With activities in Israel and abroad, Habas issued its financial statements for 2011 and the fourth quarter yesterday. The company's flagship projects in Tel Aviv - the luxurious residential Yoo Tel Aviv and 1 Rothschild Boulevard - contributed NIS 112 million in revenue in 2011, compared with some NIS 800 million in 2010.

Revenues from income-generating properties, through its subsidiary Habas Swiss Investments III, brought in NIS 35 million, compared with NIS 41 million the previous year. Properties sold included two Swiss shopping centers and an office building in Basel.

Habas, led by chairman Hertzel Habas and CEO Ronen Akavia, managed to limit the drop in annual profits from ongoing activities to 25%. These totaled NIS 186 million, with the company registering NIS 144 million in other revenues, arising mostly from trading in subordinated debt; profits from the sale of stock in the Swiss subsidiary; profits from a merger between the Dutch NSI real estate investment fund and VastNed Offices/Industrial; and the repurchase of NSI shares. Net income attributable to shareholders in 2011 totaled NIS 57.5 million, a 30% drop from the previous year.

Habas, which develops and manages real estate for sale and leasing, trades on the Tel Aviv Stock Exchange at a NIS 190 million value.
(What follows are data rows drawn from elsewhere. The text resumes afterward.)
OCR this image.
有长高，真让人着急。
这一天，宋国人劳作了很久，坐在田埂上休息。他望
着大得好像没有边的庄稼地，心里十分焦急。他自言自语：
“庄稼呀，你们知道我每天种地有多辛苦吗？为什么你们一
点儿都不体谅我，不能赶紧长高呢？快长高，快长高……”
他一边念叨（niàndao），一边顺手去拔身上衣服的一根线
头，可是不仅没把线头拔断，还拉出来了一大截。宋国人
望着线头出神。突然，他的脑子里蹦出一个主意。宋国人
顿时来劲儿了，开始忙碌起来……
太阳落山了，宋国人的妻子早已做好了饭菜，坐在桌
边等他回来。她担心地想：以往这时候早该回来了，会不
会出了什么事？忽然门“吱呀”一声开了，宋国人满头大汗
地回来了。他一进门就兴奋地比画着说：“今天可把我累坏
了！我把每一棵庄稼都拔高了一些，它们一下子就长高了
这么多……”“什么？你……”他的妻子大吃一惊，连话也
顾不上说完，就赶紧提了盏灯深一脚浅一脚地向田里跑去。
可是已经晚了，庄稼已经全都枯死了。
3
With the merger between NSI and VastNed, the company signaled a change of operational strategy, transferring its business focus to income-generating property and real estate debt investments in Western Europe, and preparing the ground to begin branch operations in North America.

"In the framework of the strategic decision, we reduced our exposure to the local market with the completion of projects in Israel," said Akavia. "We are intensifying our efforts to continue utilizing the group's high level of cash resources and human capital to implement our plans in each of our areas of operation. Carrying out this strategy involves the continuous understanding and assessment of market conditions along with return on capital targets on our horizon."

Operating cash flows in 2011 totaled NIS 76.3 million, as opposed to about NIS 220 million in 2010, and included a dividend from NSI, rents from the group's income-generating properties, and proceeds from a transaction involving property-backed debt. In 2010, cash flows included a considerable inflow of purchase payments from Yoo Tel Aviv and 1 Rothschild Boulevard apartment buyers.

In the last quarter of 2011, the company's turnover shrunk 96% from the corresponding quarter the previous year, to just NIS 10.5 million. However, other revenues, totaling NIS 52 million, led to operating income of NIS 55 million and softened the drop for this parameter to just 30% when compared with fourth quarter 2010 results. The bottom line was net income attributable to shareholders totaling NIS 8.5 million for the last quarter, compared with NIS 32 million the same quarter the previous year.

Pay costs for the group's top six executives totaled NIS 13 million in 2011. Controlling owner Hertzel Habas cost the company NIS 3.4 million - NIS 1.8 million in management fees and NIS 1.6 million for his bonus. Compensation costs totaled about NIS 1 million for Akavia; NIS 2.7 million for Habas USA CEO Eyal Reggev; and NIS 3.3 million for Habas Star CEO Amir Nitzani. VP Sales and Marketing Dafna Katzir's pay cost NIS 1.35 million, while CFO Shachar Klein received NIS 1.3 million.

"In 2011 we increased the company's capital despite distributing a NIS 55 million dividend, improved the ratio of capital to assets, and maintained a handsome level of profitability," stated Akavia.